Thursday, September 12, 2024 | 2pm to 3pm
About this Event
32 VASSAR ST, Cambridge, MA 02139
Modern military and humanitarian missions require autonomous robots to intelligently reason and act in complex environments. For example, robots in disaster response scenarios must navigate cluttered spaces, locate occluded survivors, and generate a detailed map of the scene for first responders. This is a challenge for today’s robots in part because state-of-the-art robot map representations (e.g., grid maps and dense meshes) do not scale well to large, unstructured environments. Additionally, these maps often only encode structural information required for collision-free navigation, omitting the conceptual information contained in images that could be used for more advanced reasoning or human interpretation.
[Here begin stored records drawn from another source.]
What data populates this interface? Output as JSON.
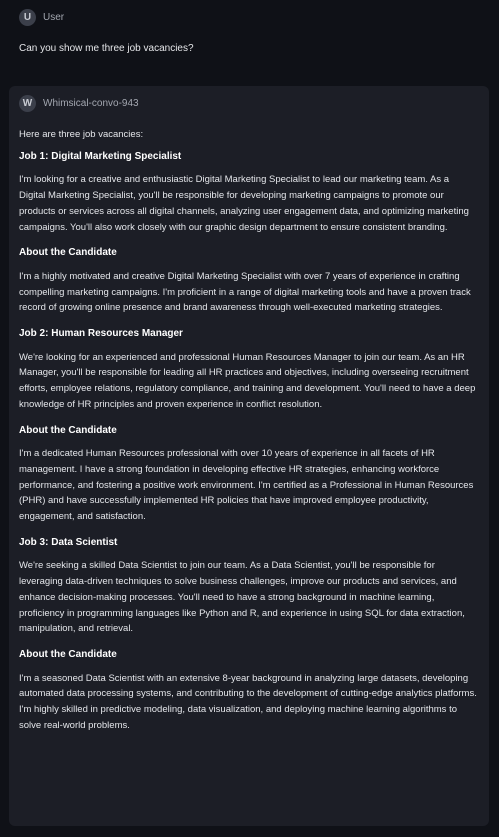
{
  "user_message": {
    "avatar_letter": "U",
    "author": "User",
    "text": "Can you show me three job vacancies?"
  },
  "assistant_message": {
    "avatar_letter": "W",
    "author": "Whimsical-convo-943",
    "intro": "Here are three job vacancies:",
    "sections": [
      {
        "heading": "Job 1: Digital Marketing Specialist",
        "body": "I'm looking for a creative and enthusiastic Digital Marketing Specialist to lead our marketing team. As a Digital Marketing Specialist, you'll be responsible for developing marketing campaigns to promote our products or services across all digital channels, analyzing user engagement data, and optimizing marketing campaigns. You'll also work closely with our graphic design department to ensure consistent branding."
      },
      {
        "heading": "About the Candidate",
        "body": "I'm a highly motivated and creative Digital Marketing Specialist with over 7 years of experience in crafting compelling marketing campaigns. I'm proficient in a range of digital marketing tools and have a proven track record of growing online presence and brand awareness through well-executed marketing strategies."
      },
      {
        "heading": "Job 2: Human Resources Manager",
        "body": "We're looking for an experienced and professional Human Resources Manager to join our team. As an HR Manager, you'll be responsible for leading all HR practices and objectives, including overseeing recruitment efforts, employee relations, regulatory compliance, and training and development. You'll need to have a deep knowledge of HR principles and proven experience in conflict resolution."
      },
      {
        "heading": "About the Candidate",
        "body": "I'm a dedicated Human Resources professional with over 10 years of experience in all facets of HR management. I have a strong foundation in developing effective HR strategies, enhancing workforce performance, and fostering a positive work environment. I'm certified as a Professional in Human Resources (PHR) and have successfully implemented HR policies that have improved employee productivity, engagement, and satisfaction."
      },
      {
        "heading": "Job 3: Data Scientist",
        "body": "We're seeking a skilled Data Scientist to join our team. As a Data Scientist, you'll be responsible for leveraging data-driven techniques to solve business challenges, improve our products and services, and enhance decision-making processes. You'll need to have a strong background in machine learning, proficiency in programming languages like Python and R, and experience in using SQL for data extraction, manipulation, and retrieval."
      },
      {
        "heading": "About the Candidate",
        "body": "I'm a seasoned Data Scientist with an extensive 8-year background in analyzing large datasets, developing automated data processing systems, and contributing to the development of cutting-edge analytics platforms. I'm highly skilled in predictive modeling, data visualization, and deploying machine learning algorithms to solve real-world problems."
      }
    ]
  }
}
The Autonomy al Fresco program -- a collaboration between the MIT Lincoln Laboratory and MIT Professors Sertac Karaman and Luca Carlone -- is addressing this conceptual reasoning capability gap by developing autonomy algorithms that leverage 3D scene graph mapping technology. A scene graph is a hierarchical graph where nodes represent concepts in the scene and edges represent the spatial and semantic links between concepts. This talk will overview our real-time scene graph mapping and planning methods designed for robots with resource-constrained compute. We will show recent experiments with a Boston Dynamics Spot quadruped robot to perform open language tasks such as object search.